Monthly archive for April 2018

Woodwings

Woodwings

I’ve just finished my first wind quintet, Woodwings, for Fifth Wind Quintet, of Halifax, NS, as part of their Forecasting the Canadian Wind project. Woodwings will be premiered in September by Fifth Wind, as well as Choros (Montreal), Blythwood Winds (Toronto), Mistral 5 (Saskatoon), and Ventos (Vancouver), along with premieres by Carmen Braden, Cris Derksen, Daniel Janke, and Cameron Wilson. (If you play in a wind quintet and would like to have access to these and other new works after their premiere, you can sign up at Wind Quintet International!)

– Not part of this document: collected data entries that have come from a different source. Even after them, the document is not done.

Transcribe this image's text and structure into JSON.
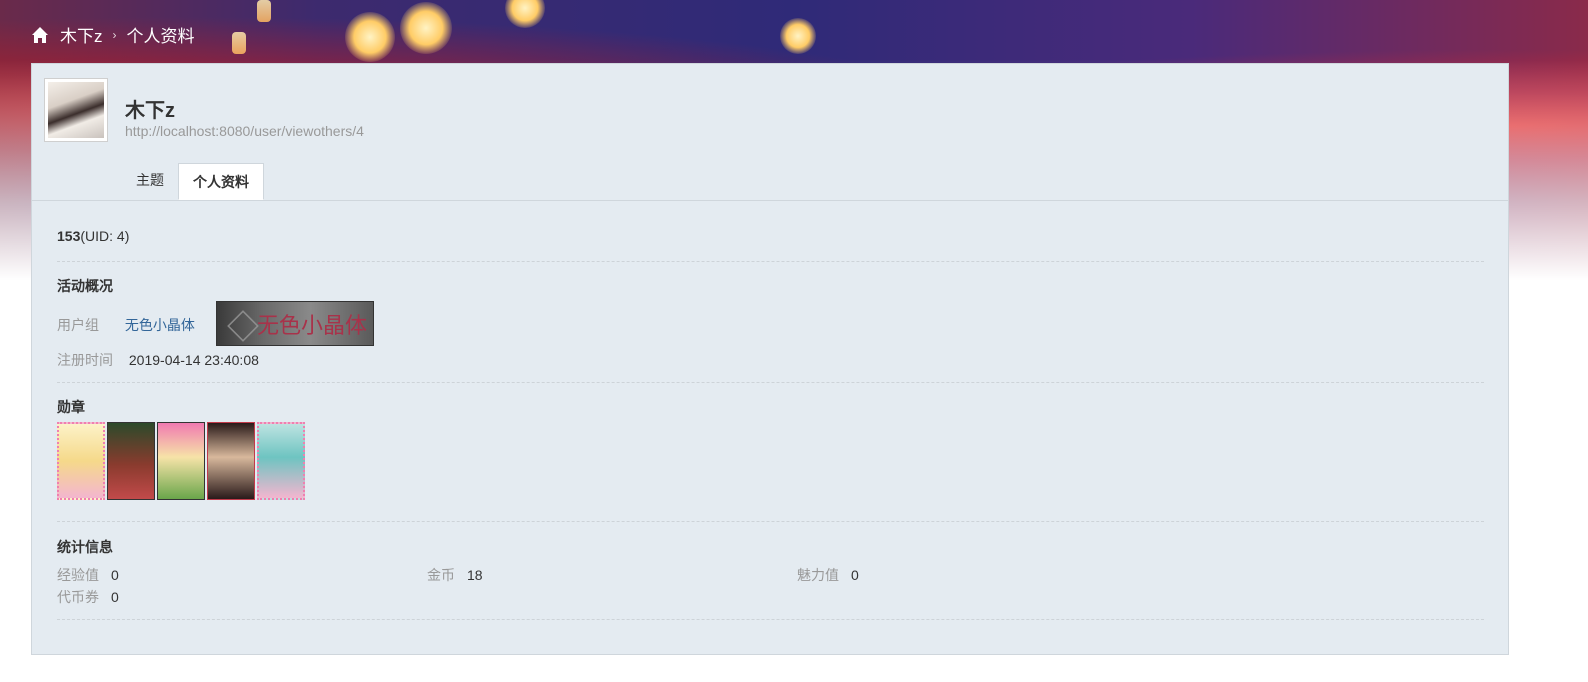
{
  "breadcrumb": {
    "user": "木下z",
    "separator": "›",
    "current": "个人资料"
  },
  "profile": {
    "name": "木下z",
    "url": "http://localhost:8080/user/viewothers/4"
  },
  "tabs": [
    {
      "label": "主题",
      "active": false
    },
    {
      "label": "个人资料",
      "active": true
    }
  ],
  "basic": {
    "number": "153",
    "uid": "(UID: 4)"
  },
  "activity": {
    "title": "活动概况",
    "group_label": "用户组",
    "group_value": "无色小晶体",
    "group_badge_text": "无色小晶体",
    "register_label": "注册时间",
    "register_value": "2019-04-14 23:40:08"
  },
  "medals": {
    "title": "勋章",
    "count": 5
  },
  "stats": {
    "title": "统计信息",
    "items": [
      {
        "label": "经验值",
        "value": "0"
      },
      {
        "label": "金币",
        "value": "18"
      },
      {
        "label": "魅力值",
        "value": "0"
      },
      {
        "label": "代币券",
        "value": "0"
      }
    ]
  },
  "colors": {
    "panel_bg": "#e4ebf1",
    "link": "#336699",
    "muted": "#999999"
  },
  "icons": [
    "home-icon"
  ]
}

Woodwings is based on the songs and calls of a number of birds that are fairly widespread in Canada – the Bobolink, Hermit Thrush, Snow Goose, Winter Wren, and a selction of owls (Boreal Owl, Northern Pygmy Owl, Hawk Owl, Northern Saw-whet Owl, and Western Screech Owl). It’s been a great pleasure to write this piece, both because I’m a (mostly former) oboist myself, and because the musicians in Fifth Wind are long-time friends, and in some cases my former teachers. (Oh dear – I’ve just calculated and realize I have known several of them for more than 30 years! Am I really that old?) I’m really looking forward to the rehearsals and workshops in May, and to the performance in September!

Musings on the Pultizer

Musings on the Pultizer

I have no great attachment to the Pulitzer Prize being for “classical music,” so if Kendrick Lamar’s DAMN is a great album, then fantastic that it won! I haven’t heard it yet, but I’m looking forward to listening! The thing I wrestle with is that so often becoming more inclusive gets equated with including new genres — while still leaving out the women, people of colour, and other marginalized people whose works have been overlooked in the original genre. Eg. I’m sure there are many black “classical” composers whose work continues to get overlooked by the Pulitzer and similar awards. I can’t speak to how black “classical” composers are feeling about the Pulitzer (and if you know of any commentaries, please point me in their direction), but I can speak to how I feel in a parallel situation. I’ve always hated how when classical music anthologies and form and analysis texts decide to add some women composers for their second (or 25th) edition, they usually just add a couple of popular songs. I mean yes, song-writing is great, and it’s a genre in which women have often had more opportunity to succeed than, say, Romantic opera — but it’s still overlooking all the “classical” women composers. I feel like just adding a couple contemporary women song-writers and no-one else to a text/anthology that is clearly mainly about “classical” music actually serves to reinforce the idea that women can’t or don’t write “classical” music even more than leaving out women entirely! At least the text or anthology with no women can’t pretend it’s trying to be egalitarian, while the text with two women popular song writers and 102 male “classical” composers will claim that it is being inclusive! Of course I’m in favour of including new genres in things too — just tired of the way “inclusion” and “new genres” get equated, and many people still get left out!